We confess. When starting a microcontroller project, we often start with the last one we did for that environment, copy it, and just make changes. And the first one? It — ahem — might have been found on the Internet. There’s a lot more than just your code that goes into this. If you want to do (and understand) absolutely everything yourself on an ARM development project, you could use an all-in-one walkthrough. It just so happens [Jacob Mossberg] has a from scratch guide of what you need to do to get your C code running on ARM.
Starting with an ARM Cortex M3, he writes a simple C program and gets the assembly language equivalent. What follows is a detailed analysis of the machine code, exploring what the compiler assumed would be set up. This leads to understanding of what the start up code and linker script needs to look like.
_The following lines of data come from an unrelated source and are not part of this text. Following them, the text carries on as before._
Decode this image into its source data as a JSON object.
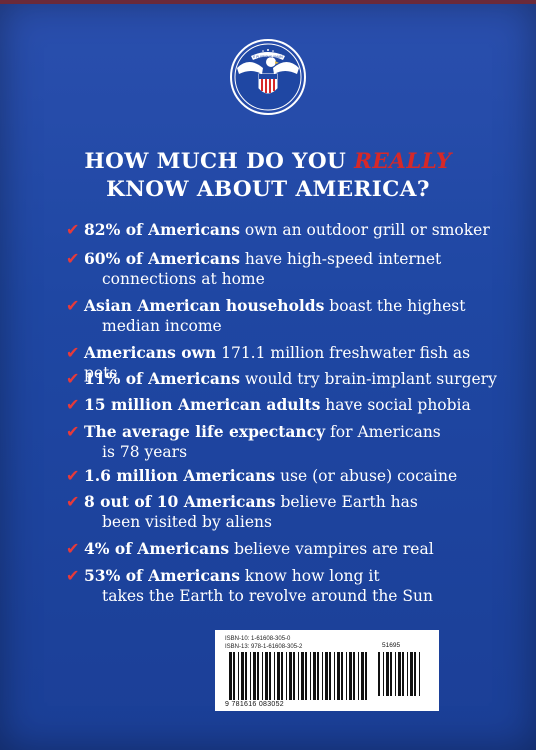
{
  "headline": {
    "line1_before": "HOW MUCH DO YOU ",
    "line1_emphasis": "REALLY",
    "line2": "KNOW ABOUT AMERICA?"
  },
  "seal": {
    "icon": "eagle-seal-icon",
    "banner_text": "E PLURIBUS UNUM"
  },
  "check_icon": "check-icon",
  "facts": [
    {
      "lead": "82% of Americans",
      "rest": " own an outdoor grill or smoker",
      "line2": ""
    },
    {
      "lead": "60% of Americans",
      "rest": " have high-speed internet",
      "line2": "connections at home"
    },
    {
      "lead": "Asian American households",
      "rest": " boast the highest",
      "line2": "median income"
    },
    {
      "lead": "Americans own",
      "rest": " 171.1 million freshwater fish as pets",
      "line2": ""
    },
    {
      "lead": "11% of Americans",
      "rest": " would try brain-implant surgery",
      "line2": ""
    },
    {
      "lead": "15 million American adults",
      "rest": " have social phobia",
      "line2": ""
    },
    {
      "lead": "The average life expectancy",
      "rest": " for Americans",
      "line2": "is 78 years"
    },
    {
      "lead": "1.6 million Americans",
      "rest": " use (or abuse) cocaine",
      "line2": ""
    },
    {
      "lead": "8 out of 10 Americans",
      "rest": " believe Earth has",
      "line2": "been visited by aliens"
    },
    {
      "lead": "4% of Americans",
      "rest": " believe vampires are real",
      "line2": ""
    },
    {
      "lead": "53% of Americans",
      "rest": " know how long it",
      "line2": "takes the Earth to revolve around the Sun"
    }
  ],
  "barcode": {
    "isbn10": "ISBN-10: 1-61608-305-0",
    "isbn13": "ISBN-13: 978-1-61608-305-2",
    "price_code": "51695",
    "digits": "9 781616 083052"
  },
  "colors": {
    "background": "#1f47a3",
    "accent_red": "#d62828",
    "text": "#ffffff"
  }
}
It is a great approach and reminded us of the old saying about “teach someone how to fish.” He even devotes a little time to talking about getting debugging working with OCD. Of course, the exact details are specific to the chip he’s using, but most of it would apply to any ARM chip. Even if you don’t use ARM, though, the thought process and methodology is itself quite interesting.
This post would be just the thing if you are using Blue Pills and ready to move away from the Arduino ecosystem. Of course, if you want to veer away from the Arduino system, but don’t want to go all the way to bare metal, there’s always mBed.